Processed meats carry additional health considerations beyond portion size. Replacing unprocessed meat with processed versions like deli meat, hot dogs, or sausage is associated with a 15% higher incidence of colorectal cancer overall, with even steeper increases for certain parts of the colon. Keeping processed meat portions small and infrequent matters more than it does for fresh cuts.

How Many Servings Per Day

The USDA groups meat with other protein sources like beans, eggs, nuts, and seafood. For most adults eating around 2,000 calories a day, the recommendation falls in the range of 5 to 6.5 “ounce-equivalents” from this entire protein group, not just meat. One ounce of cooked meat counts as one ounce-equivalent, but so does one egg, a quarter cup of beans, or a tablespoon of nut butter. So if you’re eating two 3-ounce servings of meat a day, you’ve already exceeded the protein group target before counting anything else.

The American Heart Association’s 2026 dietary guidance doesn’t set a hard weekly cap on meat, but recommends choosing lean, unprocessed cuts and limiting both portion size and frequency. Their emphasis is on shifting toward plant-based protein sources when possible, since dietary patterns higher in plant protein and lower in animal protein are consistently linked to better cardiovascular health.

Why Portion Size Matters for Red Meat

Research from the NIH-AARP Diet and Health Study found that replacing white meat with red meat, at a level of about 50 grams per 1,000 calories consumed, was associated with a 21% higher incidence of colorectal cancer. That 50-gram threshold is less than 2 ounces, well under a single standard serving. The risk was present across different parts of the colon and rectum, with increases ranging from 11% to 22% depending on the location.

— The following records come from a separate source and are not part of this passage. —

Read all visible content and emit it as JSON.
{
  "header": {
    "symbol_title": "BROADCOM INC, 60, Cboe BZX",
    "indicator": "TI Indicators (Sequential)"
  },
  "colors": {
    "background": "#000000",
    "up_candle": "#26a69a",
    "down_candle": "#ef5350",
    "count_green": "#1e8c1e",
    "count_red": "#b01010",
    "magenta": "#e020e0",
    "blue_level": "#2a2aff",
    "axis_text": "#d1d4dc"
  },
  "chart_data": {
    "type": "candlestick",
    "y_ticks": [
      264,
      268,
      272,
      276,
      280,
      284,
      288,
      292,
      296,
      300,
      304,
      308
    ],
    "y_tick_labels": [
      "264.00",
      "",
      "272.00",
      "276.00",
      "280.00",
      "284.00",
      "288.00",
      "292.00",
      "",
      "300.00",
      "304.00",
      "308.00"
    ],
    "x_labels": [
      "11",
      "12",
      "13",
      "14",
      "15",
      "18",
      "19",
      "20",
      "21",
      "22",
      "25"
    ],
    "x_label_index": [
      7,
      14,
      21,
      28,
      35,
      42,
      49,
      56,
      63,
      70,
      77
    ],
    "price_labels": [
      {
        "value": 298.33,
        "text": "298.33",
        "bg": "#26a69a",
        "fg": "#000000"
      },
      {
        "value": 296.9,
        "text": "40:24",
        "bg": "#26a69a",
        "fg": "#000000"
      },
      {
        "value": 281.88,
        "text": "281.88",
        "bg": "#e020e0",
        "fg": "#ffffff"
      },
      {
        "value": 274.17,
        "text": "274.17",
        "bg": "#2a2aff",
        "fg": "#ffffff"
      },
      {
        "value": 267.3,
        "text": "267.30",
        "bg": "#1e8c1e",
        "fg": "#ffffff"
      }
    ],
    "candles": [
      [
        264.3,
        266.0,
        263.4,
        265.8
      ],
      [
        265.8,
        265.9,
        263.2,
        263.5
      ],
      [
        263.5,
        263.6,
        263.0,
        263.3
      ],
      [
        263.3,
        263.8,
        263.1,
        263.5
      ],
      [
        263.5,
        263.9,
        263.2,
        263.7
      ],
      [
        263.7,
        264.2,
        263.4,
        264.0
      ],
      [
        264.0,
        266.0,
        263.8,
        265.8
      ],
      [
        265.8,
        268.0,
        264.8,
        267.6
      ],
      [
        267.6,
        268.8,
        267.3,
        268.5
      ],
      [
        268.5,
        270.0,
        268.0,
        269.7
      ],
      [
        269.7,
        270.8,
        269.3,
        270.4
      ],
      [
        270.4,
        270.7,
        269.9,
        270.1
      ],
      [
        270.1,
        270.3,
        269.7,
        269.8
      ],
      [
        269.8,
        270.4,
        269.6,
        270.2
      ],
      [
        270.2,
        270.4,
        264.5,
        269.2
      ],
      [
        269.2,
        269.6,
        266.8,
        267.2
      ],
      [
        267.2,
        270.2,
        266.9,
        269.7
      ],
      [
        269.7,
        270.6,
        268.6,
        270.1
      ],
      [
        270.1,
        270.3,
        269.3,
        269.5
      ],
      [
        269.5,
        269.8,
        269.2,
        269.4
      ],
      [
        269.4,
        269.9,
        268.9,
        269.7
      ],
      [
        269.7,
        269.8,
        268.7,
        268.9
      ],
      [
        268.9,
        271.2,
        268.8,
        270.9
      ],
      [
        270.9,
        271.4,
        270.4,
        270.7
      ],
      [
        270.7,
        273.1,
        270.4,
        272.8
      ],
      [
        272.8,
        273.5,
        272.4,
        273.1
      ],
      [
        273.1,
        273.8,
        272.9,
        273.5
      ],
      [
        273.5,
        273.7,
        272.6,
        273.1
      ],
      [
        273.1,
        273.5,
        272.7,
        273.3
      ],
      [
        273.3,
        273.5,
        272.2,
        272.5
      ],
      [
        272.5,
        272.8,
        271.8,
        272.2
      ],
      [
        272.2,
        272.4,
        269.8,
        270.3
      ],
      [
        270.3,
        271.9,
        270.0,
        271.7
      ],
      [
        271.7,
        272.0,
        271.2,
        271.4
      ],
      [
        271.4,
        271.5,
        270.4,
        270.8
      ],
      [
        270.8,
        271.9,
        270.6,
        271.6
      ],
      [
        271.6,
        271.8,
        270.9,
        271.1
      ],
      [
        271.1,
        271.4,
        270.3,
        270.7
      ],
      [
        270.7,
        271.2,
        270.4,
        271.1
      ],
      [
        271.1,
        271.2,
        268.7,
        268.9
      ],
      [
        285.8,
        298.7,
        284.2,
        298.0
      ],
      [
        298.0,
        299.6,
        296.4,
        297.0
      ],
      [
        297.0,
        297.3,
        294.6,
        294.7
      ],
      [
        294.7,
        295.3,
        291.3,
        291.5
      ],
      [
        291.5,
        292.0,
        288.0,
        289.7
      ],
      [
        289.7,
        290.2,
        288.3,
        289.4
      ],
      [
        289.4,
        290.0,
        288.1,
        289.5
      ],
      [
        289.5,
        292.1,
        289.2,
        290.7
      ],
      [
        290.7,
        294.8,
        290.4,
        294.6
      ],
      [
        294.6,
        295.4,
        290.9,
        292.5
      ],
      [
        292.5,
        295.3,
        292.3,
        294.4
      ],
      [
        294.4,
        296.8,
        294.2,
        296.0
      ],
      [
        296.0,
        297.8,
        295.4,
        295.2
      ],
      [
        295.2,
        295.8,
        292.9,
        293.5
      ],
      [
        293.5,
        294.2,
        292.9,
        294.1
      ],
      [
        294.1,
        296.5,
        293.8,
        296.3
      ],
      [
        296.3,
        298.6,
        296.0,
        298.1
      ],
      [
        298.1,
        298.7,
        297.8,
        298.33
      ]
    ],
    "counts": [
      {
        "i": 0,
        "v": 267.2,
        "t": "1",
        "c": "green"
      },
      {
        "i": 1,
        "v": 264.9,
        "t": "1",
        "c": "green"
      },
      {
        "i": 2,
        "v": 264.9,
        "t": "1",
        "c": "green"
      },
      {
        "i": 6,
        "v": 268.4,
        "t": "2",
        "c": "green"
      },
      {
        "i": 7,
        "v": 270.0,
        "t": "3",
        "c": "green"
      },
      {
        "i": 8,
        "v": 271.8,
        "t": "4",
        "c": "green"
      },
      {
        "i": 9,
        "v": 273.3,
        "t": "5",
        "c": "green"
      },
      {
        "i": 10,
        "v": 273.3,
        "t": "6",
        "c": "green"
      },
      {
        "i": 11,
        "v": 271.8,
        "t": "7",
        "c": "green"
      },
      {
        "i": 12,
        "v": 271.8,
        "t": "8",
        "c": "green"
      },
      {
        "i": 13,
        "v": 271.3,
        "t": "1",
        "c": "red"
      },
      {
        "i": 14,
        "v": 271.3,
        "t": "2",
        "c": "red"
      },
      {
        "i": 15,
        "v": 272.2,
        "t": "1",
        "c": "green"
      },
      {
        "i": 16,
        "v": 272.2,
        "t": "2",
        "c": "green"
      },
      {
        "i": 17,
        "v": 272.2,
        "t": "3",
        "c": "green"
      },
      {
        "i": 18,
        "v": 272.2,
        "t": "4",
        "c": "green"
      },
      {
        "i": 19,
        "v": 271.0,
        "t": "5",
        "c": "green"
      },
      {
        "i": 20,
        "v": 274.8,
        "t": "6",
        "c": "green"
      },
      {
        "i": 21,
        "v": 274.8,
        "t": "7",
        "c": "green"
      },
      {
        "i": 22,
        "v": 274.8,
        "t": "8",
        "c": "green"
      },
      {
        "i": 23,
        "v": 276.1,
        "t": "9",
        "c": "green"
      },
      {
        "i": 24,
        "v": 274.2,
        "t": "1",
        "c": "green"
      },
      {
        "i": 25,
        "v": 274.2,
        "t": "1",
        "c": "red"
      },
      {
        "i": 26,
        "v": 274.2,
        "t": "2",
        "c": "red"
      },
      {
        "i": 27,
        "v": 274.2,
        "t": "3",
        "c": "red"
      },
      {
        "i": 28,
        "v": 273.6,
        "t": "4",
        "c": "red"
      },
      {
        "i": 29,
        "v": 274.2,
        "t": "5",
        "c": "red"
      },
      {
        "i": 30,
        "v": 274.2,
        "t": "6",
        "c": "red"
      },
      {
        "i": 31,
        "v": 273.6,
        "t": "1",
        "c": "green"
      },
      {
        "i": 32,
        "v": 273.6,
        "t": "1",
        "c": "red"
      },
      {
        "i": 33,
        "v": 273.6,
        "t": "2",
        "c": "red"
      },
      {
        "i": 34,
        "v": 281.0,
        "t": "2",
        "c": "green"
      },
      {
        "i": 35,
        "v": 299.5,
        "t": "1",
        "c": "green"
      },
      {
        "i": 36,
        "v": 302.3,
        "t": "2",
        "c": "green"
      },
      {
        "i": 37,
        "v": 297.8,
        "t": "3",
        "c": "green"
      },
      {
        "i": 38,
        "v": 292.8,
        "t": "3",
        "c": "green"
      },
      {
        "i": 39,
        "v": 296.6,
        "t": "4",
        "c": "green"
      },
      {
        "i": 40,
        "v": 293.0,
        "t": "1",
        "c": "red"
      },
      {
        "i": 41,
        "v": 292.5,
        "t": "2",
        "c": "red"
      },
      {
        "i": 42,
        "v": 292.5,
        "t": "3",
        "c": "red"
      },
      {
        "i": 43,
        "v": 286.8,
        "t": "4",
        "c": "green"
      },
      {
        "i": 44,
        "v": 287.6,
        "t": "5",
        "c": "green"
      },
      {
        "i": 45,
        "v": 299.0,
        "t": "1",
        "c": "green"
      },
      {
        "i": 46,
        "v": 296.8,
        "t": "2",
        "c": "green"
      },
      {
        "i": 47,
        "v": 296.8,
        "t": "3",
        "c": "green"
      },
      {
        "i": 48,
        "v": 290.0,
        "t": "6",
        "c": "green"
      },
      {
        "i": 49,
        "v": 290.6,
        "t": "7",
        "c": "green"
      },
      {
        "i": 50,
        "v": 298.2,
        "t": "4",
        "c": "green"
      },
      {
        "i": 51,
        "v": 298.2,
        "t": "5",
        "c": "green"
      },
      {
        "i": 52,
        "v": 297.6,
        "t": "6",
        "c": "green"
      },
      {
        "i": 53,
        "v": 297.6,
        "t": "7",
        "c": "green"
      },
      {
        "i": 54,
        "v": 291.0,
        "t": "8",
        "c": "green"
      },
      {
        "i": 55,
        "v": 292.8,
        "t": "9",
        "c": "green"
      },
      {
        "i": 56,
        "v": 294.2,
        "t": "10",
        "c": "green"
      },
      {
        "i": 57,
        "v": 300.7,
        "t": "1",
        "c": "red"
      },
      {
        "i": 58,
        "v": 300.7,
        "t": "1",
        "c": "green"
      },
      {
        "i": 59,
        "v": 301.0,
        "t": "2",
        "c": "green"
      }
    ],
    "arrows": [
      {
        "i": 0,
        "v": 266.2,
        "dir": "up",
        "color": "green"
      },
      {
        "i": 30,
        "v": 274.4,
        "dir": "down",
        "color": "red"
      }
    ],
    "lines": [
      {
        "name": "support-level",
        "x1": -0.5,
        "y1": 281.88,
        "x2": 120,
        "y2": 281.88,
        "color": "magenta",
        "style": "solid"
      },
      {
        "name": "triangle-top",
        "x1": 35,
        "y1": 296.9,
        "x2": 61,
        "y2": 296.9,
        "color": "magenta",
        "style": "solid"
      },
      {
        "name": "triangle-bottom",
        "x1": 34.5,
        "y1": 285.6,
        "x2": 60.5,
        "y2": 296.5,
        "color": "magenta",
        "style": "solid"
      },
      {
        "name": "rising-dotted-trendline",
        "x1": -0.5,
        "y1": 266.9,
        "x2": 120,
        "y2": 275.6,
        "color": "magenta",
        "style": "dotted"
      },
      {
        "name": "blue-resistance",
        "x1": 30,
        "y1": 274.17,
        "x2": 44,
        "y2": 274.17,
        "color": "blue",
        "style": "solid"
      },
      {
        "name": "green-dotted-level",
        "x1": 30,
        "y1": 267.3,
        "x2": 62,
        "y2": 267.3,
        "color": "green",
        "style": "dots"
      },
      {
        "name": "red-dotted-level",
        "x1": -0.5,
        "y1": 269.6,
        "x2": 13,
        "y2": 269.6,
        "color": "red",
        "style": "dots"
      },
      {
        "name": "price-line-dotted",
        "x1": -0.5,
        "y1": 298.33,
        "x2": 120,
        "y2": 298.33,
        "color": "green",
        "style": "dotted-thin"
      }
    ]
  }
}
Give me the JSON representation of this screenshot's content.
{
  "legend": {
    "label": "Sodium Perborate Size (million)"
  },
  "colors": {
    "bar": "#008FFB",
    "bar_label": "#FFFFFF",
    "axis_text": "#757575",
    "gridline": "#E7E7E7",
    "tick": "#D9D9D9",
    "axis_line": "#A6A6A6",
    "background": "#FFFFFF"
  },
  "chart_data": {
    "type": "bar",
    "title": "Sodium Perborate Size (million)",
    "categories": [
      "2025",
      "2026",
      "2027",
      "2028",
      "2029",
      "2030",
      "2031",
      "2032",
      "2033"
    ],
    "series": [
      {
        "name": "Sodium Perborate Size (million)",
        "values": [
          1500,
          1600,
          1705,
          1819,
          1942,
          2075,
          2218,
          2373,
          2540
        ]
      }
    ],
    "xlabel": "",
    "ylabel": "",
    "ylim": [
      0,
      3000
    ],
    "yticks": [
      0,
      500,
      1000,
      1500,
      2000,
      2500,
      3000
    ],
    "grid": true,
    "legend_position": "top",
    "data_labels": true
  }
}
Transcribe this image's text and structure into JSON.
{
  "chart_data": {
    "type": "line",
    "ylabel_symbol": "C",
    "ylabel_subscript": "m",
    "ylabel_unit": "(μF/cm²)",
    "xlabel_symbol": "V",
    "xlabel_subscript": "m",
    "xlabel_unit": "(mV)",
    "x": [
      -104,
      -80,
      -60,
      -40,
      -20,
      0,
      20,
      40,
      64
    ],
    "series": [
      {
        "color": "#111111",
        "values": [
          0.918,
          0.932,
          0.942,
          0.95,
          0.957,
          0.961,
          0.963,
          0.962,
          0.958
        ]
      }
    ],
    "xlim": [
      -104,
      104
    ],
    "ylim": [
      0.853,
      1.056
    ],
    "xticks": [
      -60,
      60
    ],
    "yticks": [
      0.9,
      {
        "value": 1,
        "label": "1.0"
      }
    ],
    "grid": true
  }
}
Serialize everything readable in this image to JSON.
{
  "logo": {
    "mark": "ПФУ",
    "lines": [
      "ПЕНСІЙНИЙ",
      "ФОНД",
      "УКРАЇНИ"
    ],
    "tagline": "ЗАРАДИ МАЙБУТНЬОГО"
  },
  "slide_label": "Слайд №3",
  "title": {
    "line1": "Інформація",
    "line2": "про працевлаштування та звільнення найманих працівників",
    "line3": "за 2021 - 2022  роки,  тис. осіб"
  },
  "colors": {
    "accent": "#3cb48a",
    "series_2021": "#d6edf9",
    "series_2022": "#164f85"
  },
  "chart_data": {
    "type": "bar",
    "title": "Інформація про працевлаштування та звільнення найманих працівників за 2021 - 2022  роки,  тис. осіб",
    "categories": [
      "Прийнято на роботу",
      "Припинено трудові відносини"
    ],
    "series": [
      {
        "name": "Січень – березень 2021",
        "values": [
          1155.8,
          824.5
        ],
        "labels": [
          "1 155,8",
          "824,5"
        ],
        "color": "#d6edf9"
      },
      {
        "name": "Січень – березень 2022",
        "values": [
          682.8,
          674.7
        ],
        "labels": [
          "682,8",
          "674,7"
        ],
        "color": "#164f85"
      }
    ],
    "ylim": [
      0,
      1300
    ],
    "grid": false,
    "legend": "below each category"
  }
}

This doesn’t mean a single serving of red meat is dangerous. It means that consistently eating larger or more frequent portions of red meat, especially processed varieties, adds up over years. Sticking close to the 3-ounce serving and treating red meat as an occasional part of your diet rather than the centerpiece of every meal is the practical takeaway from the current evidence.

Quick Ways to Estimate Your Portions

  • Deck of cards: 3 ounces of cooked meat, chicken, or pork
  • Checkbook: 3 ounces of grilled fish
  • Palm of your hand: roughly 3 ounces cooked (4 to 5 ounces raw, depending on the cut)
  • One-third of a deck of cards: 1 ounce, providing about 7 grams of protein

If you’re eating at home, a kitchen scale takes the guesswork out entirely. Weigh a few portions and you’ll quickly develop an eye for what 3 ounces looks like on your plate. Most people find that once they start paying attention, they’ve been eating two to three servings in a single sitting without realizing it.